These labels were automatically added by AI and may be inaccurate. For details, see About Literature Database.
Abstract
Jailbreak attacks on Large Language Models (LLMs) have demonstrated various
successful methods whereby attackers manipulate models into generating harmful
responses that they are designed to avoid. Among these, Greedy Coordinate
Gradient (GCG) has emerged as a general and effective approach that optimizes
the tokens in a suffix to generate jailbreakable prompts. While several
improved variants of GCG have been proposed, they all rely on fixed-length
suffixes. However, the potential redundancy within these suffixes remains
unexplored. In this work, we propose Mask-GCG, a plug-and-play method that
employs learnable token masking to identify impactful tokens within the suffix.

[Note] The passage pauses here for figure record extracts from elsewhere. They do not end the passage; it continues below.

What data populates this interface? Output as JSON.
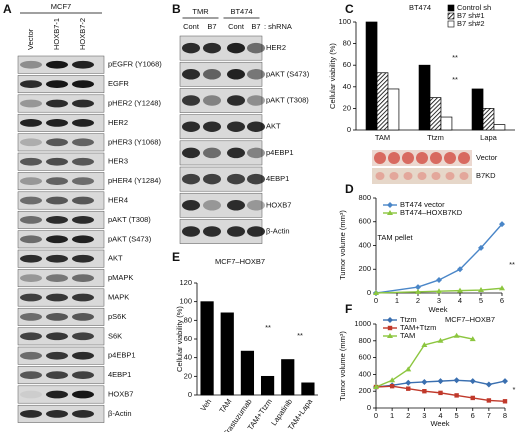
{
  "blots": [
    {
      "panel": "A",
      "header": "MCF7",
      "lanes": [
        "Vector",
        "HOXB7-1",
        "HOXB7-2"
      ],
      "rows": [
        "pEGFR (Y1068)",
        "EGFR",
        "pHER2 (Y1248)",
        "HER2",
        "pHER3 (Y1068)",
        "HER3",
        "pHER4 (Y1284)",
        "HER4",
        "pAKT (T308)",
        "pAKT (S473)",
        "AKT",
        "pMAPK",
        "MAPK",
        "pS6K",
        "S6K",
        "p4EBP1",
        "4EBP1",
        "HOXB7",
        "β-Actin"
      ]
    },
    {
      "panel": "B",
      "groups": [
        "TMR",
        "BT474"
      ],
      "lanes": [
        "Cont",
        "B7",
        "Cont",
        "B7"
      ],
      "suffix": ": shRNA",
      "rows": [
        "HER2",
        "pAKT (S473)",
        "pAKT (T308)",
        "AKT",
        "p4EBP1",
        "4EBP1",
        "HOXB7",
        "β-Actin"
      ]
    }
  ],
  "chart_data": [
    {
      "type": "bar",
      "panel": "C",
      "title": "BT474",
      "ylabel": "Cellular viability (%)",
      "categories": [
        "TAM",
        "Ttzm",
        "Lapa"
      ],
      "series": [
        {
          "name": "Control sh",
          "color": "#000000",
          "values": [
            100,
            60,
            38
          ]
        },
        {
          "name": "B7 sh#1",
          "color": "#000000",
          "hatch": true,
          "values": [
            53,
            30,
            20
          ]
        },
        {
          "name": "B7 sh#2",
          "color": "#ffffff",
          "values": [
            38,
            12,
            5
          ]
        }
      ],
      "ylim": [
        0,
        100
      ],
      "yticks": [
        0,
        20,
        40,
        60,
        80,
        100
      ],
      "annotations": [
        "**",
        "**"
      ]
    },
    {
      "type": "line",
      "panel": "D",
      "photo_labels": [
        "Vector",
        "B7KD"
      ],
      "xlabel": "Week",
      "ylabel": "Tumor volume (mm³)",
      "x": [
        0,
        2,
        3,
        4,
        5,
        6
      ],
      "series": [
        {
          "name": "BT474 vector",
          "color": "#4a86c8",
          "marker": "diamond",
          "values": [
            0,
            50,
            110,
            200,
            380,
            580
          ]
        },
        {
          "name": "BT474–HOXB7KD",
          "color": "#8cc63f",
          "marker": "triangle",
          "values": [
            0,
            10,
            15,
            20,
            25,
            40
          ]
        }
      ],
      "xlim": [
        0,
        6
      ],
      "xticks": [
        0,
        1,
        2,
        3,
        4,
        5,
        6
      ],
      "ylim": [
        0,
        800
      ],
      "yticks": [
        0,
        200,
        400,
        600,
        800
      ],
      "annotations": [
        "TAM pellet",
        "**"
      ]
    },
    {
      "type": "bar",
      "panel": "E",
      "title": "MCF7–HOXB7",
      "ylabel": "Cellular viability (%)",
      "categories": [
        "Veh",
        "TAM",
        "Trastuzumab",
        "TAM+Ttzm",
        "Lapatinib",
        "TAM+Lapa"
      ],
      "series": [
        {
          "name": null,
          "color": "#000000",
          "values": [
            100,
            88,
            47,
            20,
            38,
            13
          ]
        }
      ],
      "ylim": [
        0,
        120
      ],
      "yticks": [
        0,
        20,
        40,
        60,
        80,
        100,
        120
      ],
      "annotations": [
        "**",
        "**"
      ]
    },
    {
      "type": "line",
      "panel": "F",
      "title": "MCF7–HOXB7",
      "xlabel": "Week",
      "ylabel": "Tumor volume (mm³)",
      "x": [
        0,
        1,
        2,
        3,
        4,
        5,
        6,
        7,
        8
      ],
      "series": [
        {
          "name": "Ttzm",
          "color": "#3a6fb0",
          "marker": "diamond",
          "values": [
            250,
            270,
            300,
            310,
            320,
            330,
            320,
            280,
            320
          ]
        },
        {
          "name": "TAM+Ttzm",
          "color": "#c0392b",
          "marker": "square",
          "values": [
            250,
            260,
            230,
            200,
            180,
            150,
            120,
            90,
            80
          ]
        },
        {
          "name": "TAM",
          "color": "#8cc63f",
          "marker": "triangle",
          "values": [
            250,
            330,
            460,
            750,
            800,
            860,
            820,
            null,
            null
          ]
        }
      ],
      "xlim": [
        0,
        8
      ],
      "xticks": [
        0,
        1,
        2,
        3,
        4,
        5,
        6,
        7,
        8
      ],
      "ylim": [
        0,
        1000
      ],
      "yticks": [
        0,
        200,
        400,
        600,
        800,
        1000
      ],
      "annotations": [
        "*"
      ]
    }
  ]
}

Our approach increases the update probability for tokens at high-impact
positions while pruning those at low-impact positions. This pruning not only
reduces redundancy but also decreases the size of the gradient space, thereby
lowering computational overhead and shortening the time required to achieve
successful attacks compared to GCG. We evaluate Mask-GCG by applying it to the
original GCG and several improved variants. Experimental results show that most
tokens in the suffix contribute significantly to attack success, and pruning a
minority of low-impact tokens does not affect the loss values or compromise the
attack success rate (ASR), thereby revealing token redundancy in LLM prompts.
Our findings provide insights for developing efficient and interpretable LLMs
from the perspective of jailbreak attacks.